American Samoa Deeds Of Cession Provisions Ignored By U.S., Court To Hear

Governor's office to argue against reduction in size of Large Vessel Prohibited Area

By Fili Sagapolutele

PAGO PAGO, American Samoa (The Samoa News, Dec. 8, 2016) – American Samoa’s two separate Deeds of Cession with the United States are the focus of a federal court hearing next month in the Territory of American Samoa’s lawsuit against several federal officials over the reduction of the Large Vessel Prohibited Area in waters of the territory.

American Samoa, through the Governor’s Office, had argued that when the US National Marine Fishery Service (NMFS) agreed to a recommendation by the Western Pacific Fishery Management Council, and then implemented in February this year the final rule, reducing the LVPA from 50 to 12 miles, NMFS failed to take into account the US promise to protect local resources, as cited in the Tutuila and Aunu’u Deed of Cession in 1900 and the Manu’a Islands Deed of Cession in 1904.

Based on court filings, most of ASG arguments against reduction of the LVPA centers around the two Deeds of Cession. In objecting to plaintiffs motion for summary judgement for the plaintiffs, the federal defendants also filed on Oct. 24 a “judicial notice”, which brings the Honolulu federal court’s attention to the Deeds of Cession, based on the Deeds information posted on the American Samoa Bar Association website (www.asbar.com).

Defendants point out that the plaintiff’s complaint includes exhibits that purport to be copies of the Deeds but they are not authenticated by a declaration. According to the defendants, plaintiff’s interpretation that the Deeds are “other applicable law” under the Magnuson Act, “are without merit” for two reasons.

First, the Deeds’ broad language does not apply to fishing or any territory interest in offshore marine resources subject to exclusive federal management, and therefore the Deeds do not impose requirements on NMFS’s development of the LVPA rules and do not constitute “other applicable law”, according to the defendants.

Second, to the extent that the Deeds require NMFS to respect, protect, or recognize American Samoan traditions, the defendants say NMFS’s administrative record shows that NMFS carefully considered all relevant information and articulated a satisfactory and rational explanation for the 2016 LVPA rule and thus clearly satisfied any requirement allegedly imposed by the Deeds.

The federal court has set for Jan. 9, 2017 a hearing on the “judicial notice” and plaintiffs on Monday informed the court, through new filings, that it has no objection to the defendants’ judicial notice.

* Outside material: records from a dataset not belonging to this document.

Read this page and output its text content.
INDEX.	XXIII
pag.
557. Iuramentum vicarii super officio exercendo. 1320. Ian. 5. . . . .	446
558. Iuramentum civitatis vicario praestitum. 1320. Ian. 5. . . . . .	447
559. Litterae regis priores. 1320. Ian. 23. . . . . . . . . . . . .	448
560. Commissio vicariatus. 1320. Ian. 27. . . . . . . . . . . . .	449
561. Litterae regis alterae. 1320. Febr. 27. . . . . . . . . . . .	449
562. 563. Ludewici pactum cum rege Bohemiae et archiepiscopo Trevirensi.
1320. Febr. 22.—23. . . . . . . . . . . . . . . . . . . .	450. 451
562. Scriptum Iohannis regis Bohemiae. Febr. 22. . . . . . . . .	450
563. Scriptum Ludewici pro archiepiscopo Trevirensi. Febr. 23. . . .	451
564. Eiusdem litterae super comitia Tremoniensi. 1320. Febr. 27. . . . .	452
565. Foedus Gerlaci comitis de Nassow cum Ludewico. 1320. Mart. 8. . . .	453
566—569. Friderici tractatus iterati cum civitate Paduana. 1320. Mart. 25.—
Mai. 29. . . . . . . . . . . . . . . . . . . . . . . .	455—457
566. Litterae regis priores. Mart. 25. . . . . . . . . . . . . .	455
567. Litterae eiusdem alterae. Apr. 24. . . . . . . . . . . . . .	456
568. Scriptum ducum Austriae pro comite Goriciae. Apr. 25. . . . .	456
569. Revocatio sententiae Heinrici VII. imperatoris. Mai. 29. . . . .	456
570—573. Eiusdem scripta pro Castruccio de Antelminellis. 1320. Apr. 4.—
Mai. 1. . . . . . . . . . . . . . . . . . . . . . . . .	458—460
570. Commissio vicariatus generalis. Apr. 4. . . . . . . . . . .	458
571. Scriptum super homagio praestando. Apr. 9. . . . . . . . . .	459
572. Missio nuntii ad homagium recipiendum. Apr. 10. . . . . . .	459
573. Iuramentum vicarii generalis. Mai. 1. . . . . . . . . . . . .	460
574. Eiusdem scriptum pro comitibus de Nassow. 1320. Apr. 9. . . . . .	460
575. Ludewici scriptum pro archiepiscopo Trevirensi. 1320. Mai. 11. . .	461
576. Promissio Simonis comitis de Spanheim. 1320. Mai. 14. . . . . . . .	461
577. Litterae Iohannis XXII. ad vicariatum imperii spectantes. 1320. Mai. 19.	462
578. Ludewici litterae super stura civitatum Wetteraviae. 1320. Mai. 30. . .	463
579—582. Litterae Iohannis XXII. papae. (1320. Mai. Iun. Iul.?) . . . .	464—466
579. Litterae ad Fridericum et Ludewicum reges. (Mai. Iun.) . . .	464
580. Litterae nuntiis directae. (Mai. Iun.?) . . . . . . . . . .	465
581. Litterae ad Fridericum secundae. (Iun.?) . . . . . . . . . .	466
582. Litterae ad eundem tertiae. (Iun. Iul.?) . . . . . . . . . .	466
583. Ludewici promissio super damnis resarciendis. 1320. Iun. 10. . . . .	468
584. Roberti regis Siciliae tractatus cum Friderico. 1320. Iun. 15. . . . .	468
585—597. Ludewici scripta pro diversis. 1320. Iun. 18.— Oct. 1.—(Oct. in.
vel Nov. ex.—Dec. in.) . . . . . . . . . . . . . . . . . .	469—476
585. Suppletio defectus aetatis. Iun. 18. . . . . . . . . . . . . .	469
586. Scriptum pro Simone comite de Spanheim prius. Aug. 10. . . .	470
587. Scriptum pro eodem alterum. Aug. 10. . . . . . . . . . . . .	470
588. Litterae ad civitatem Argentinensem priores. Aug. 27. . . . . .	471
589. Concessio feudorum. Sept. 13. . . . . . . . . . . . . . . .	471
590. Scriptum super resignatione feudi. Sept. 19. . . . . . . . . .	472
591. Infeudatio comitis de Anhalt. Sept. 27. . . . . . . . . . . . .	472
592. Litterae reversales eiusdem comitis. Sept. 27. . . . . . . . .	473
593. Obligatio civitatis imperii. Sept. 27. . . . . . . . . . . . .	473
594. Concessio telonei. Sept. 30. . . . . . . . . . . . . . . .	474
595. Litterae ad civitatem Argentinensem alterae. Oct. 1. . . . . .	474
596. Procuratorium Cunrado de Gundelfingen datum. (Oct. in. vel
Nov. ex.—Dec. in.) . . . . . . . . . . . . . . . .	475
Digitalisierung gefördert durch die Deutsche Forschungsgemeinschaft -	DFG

Additionally, the Deeds are published as part of the American Samoa Code Annotated, which is local law.

According to the plaintiffs, the property and surrounding waters in the Deeds, by the chiefs of Tutuila, Aunu’u and Manu’a, measure more than 28,000 square miles. In return, for the offering by the Chiefs, the US government “promised to ‘respect and protect the individual rights of all people dwelling in Tutuila to their lands and other property in said District’,” under the Tutuila/Aunu’u Deed.

Similarly, the US promised “the right of Chiefs in each village and of all people concerning their property according to their customs shall be recognized” under the Manu’a Deed.

In 1929, U.S. Congress officially accepted, ratified, and confirmed the Deeds, “including their promise to protect the property rights in the ceded area of the people of Tutuila, Aunuʻu, and the Manuʻa Islands.”

“In doing so, the United States acknowledged and agreed that the more than 28,000 square mile area described in the Deeds of Cession (or Ceded Area) belonged to the people of Tutuila, Aunu’u, and the Manu’a Islands, and that the area was ceded to the United States on the condition that the United States protect and respect the rights of the natives of the Ceded Area.”

The plaintiff argued that the people of Tutuila, Aunu’u, Ofu, Olosega, Ta’u and Rose Island attached special significance to both Deeds at the time of signing and continue to regard both deeds as sacred documents today.

“Among the customs protected by these Deeds are the fishing practices of American Samoans,” the plaintiff argued, and noted that American Samoans have “a long history of dependence on pelagic fishery resources.”

 The people of American Samoa have historically fished the Pacific Ocean using alia and canoes, with some going out as far as 30 nautical miles to track schools of tuna.

The plaintiff reiterated, what was initially cited in the lawsuit, that the NMFS rule making process in reducing the LVPA, didn’t take into consideration the Deeds and “lacked any consideration or respect for the effect the new rule would have on American Samoan cultural practices.”

Based on the tone of the plaintiff’s motion, and lawsuit, American Samoa is prepared for battle in the courtroom when it comes to the Deeds of Cession.

Plaintiff is represented by the Honolulu-based law firm of Imanaka Asato, lead attorneys in the case are Steven S.K. Chung and Michael L. Iosua, who previously served as assistant attorney general for the local Attorney General’s Office.